The market is smitten with today’s blockbuster Canadian jobs report but it looks like it has gotten ahead of itself.

The probability of a BOC rate hike at the June 5 meeting in the OIS market is up to 29% compared to 15% yesterday. The probability rises to 43% at the July 17 meting (32% prior) and 55% by the Sept 5 decision (44% prior) .

The June 5 decision is just over 3 weeks away and the Bank of Canada is not prone to surprises, especially when there are so many questions about Europe, growth in the United States and a potential slowdown in China.

Jobs data is backward looking and not that surprising since many people were talking about how unusually soft the numbers appeared early in the year.

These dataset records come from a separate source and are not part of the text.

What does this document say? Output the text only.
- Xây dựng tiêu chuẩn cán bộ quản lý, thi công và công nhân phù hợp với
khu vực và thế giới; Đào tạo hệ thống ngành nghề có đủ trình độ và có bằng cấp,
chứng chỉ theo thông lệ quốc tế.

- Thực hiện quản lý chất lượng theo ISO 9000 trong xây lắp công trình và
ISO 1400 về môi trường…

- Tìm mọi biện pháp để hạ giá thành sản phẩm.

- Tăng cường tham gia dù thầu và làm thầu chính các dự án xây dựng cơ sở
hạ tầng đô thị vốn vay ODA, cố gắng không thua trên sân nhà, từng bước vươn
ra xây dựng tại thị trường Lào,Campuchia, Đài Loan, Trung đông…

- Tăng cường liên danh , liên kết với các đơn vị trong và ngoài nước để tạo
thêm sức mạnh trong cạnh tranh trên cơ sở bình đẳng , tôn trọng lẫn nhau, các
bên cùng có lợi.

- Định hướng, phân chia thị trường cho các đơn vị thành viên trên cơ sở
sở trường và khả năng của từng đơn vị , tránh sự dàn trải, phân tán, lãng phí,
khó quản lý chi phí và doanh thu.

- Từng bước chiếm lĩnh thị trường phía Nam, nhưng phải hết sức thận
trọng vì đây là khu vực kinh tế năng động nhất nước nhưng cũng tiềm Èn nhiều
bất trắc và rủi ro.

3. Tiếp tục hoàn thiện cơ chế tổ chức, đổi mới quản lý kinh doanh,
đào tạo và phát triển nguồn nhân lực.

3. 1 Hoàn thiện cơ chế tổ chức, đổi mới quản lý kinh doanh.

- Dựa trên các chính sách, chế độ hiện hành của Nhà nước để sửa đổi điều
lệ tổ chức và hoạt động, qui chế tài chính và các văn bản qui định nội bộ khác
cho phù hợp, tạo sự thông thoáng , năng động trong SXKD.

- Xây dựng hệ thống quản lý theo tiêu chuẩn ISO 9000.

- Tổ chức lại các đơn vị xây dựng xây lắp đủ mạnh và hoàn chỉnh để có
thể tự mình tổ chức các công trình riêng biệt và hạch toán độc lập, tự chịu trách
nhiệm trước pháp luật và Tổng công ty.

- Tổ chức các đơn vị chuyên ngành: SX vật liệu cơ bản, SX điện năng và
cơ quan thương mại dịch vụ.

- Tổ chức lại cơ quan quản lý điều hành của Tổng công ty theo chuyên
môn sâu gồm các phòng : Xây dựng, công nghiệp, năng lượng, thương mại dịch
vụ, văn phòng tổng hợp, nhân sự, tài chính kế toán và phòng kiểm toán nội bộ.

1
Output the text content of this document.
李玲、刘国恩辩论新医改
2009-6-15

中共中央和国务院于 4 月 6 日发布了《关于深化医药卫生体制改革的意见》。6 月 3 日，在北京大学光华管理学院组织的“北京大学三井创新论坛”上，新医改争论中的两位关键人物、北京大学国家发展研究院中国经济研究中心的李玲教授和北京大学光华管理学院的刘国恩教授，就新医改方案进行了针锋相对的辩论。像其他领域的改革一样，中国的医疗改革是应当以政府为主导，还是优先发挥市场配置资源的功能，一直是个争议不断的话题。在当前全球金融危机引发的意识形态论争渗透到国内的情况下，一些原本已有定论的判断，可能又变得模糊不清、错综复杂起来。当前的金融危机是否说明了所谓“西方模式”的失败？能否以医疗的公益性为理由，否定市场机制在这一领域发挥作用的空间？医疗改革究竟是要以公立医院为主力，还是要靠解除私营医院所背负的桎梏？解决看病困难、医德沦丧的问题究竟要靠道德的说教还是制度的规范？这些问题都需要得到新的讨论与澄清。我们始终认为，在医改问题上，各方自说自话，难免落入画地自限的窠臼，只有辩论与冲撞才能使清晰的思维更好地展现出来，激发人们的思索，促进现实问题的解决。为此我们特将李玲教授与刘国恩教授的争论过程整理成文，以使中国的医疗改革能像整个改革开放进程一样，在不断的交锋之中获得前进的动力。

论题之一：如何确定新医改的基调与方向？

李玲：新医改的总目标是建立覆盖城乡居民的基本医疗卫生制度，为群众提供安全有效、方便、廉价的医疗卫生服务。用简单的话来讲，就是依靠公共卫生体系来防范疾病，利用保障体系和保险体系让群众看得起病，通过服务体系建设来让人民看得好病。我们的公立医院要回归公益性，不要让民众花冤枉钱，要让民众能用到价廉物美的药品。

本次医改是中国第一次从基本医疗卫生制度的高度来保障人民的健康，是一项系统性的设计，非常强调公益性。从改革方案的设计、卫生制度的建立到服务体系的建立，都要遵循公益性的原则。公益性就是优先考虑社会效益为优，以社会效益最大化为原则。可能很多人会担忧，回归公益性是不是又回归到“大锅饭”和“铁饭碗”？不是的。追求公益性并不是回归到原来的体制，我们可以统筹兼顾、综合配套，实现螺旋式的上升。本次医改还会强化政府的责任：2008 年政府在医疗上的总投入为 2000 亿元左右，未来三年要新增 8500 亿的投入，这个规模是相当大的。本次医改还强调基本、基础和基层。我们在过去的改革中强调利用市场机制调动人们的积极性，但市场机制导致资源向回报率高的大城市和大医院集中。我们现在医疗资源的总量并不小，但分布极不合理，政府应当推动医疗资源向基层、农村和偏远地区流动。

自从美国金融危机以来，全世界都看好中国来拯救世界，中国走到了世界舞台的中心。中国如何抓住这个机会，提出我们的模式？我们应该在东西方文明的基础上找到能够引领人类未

The Canadian economy is just about the farthest thing from self-contained on the planet . It’s essentially a proxy for:

  1. Commodity prices
  2. US growth
  3. Worldwide growth

Those three things are tied together and the Bank of Canada won’t hike unless it feels confident about external growth. Granted, Carney has been jawboning about a housing bubble but he made it clear that the BOC won’t hike and hurt the rest of the economy just to keep a lid on house prices.

Canada is a solid economic harbor at the moment but it’s not an island and the same goes for CAD. There is room for relative outperformance against a similar economy like Australia but if Europe, the US or China take a turn for the worse, the loonie will tumble as the BOC heads to the sidelines.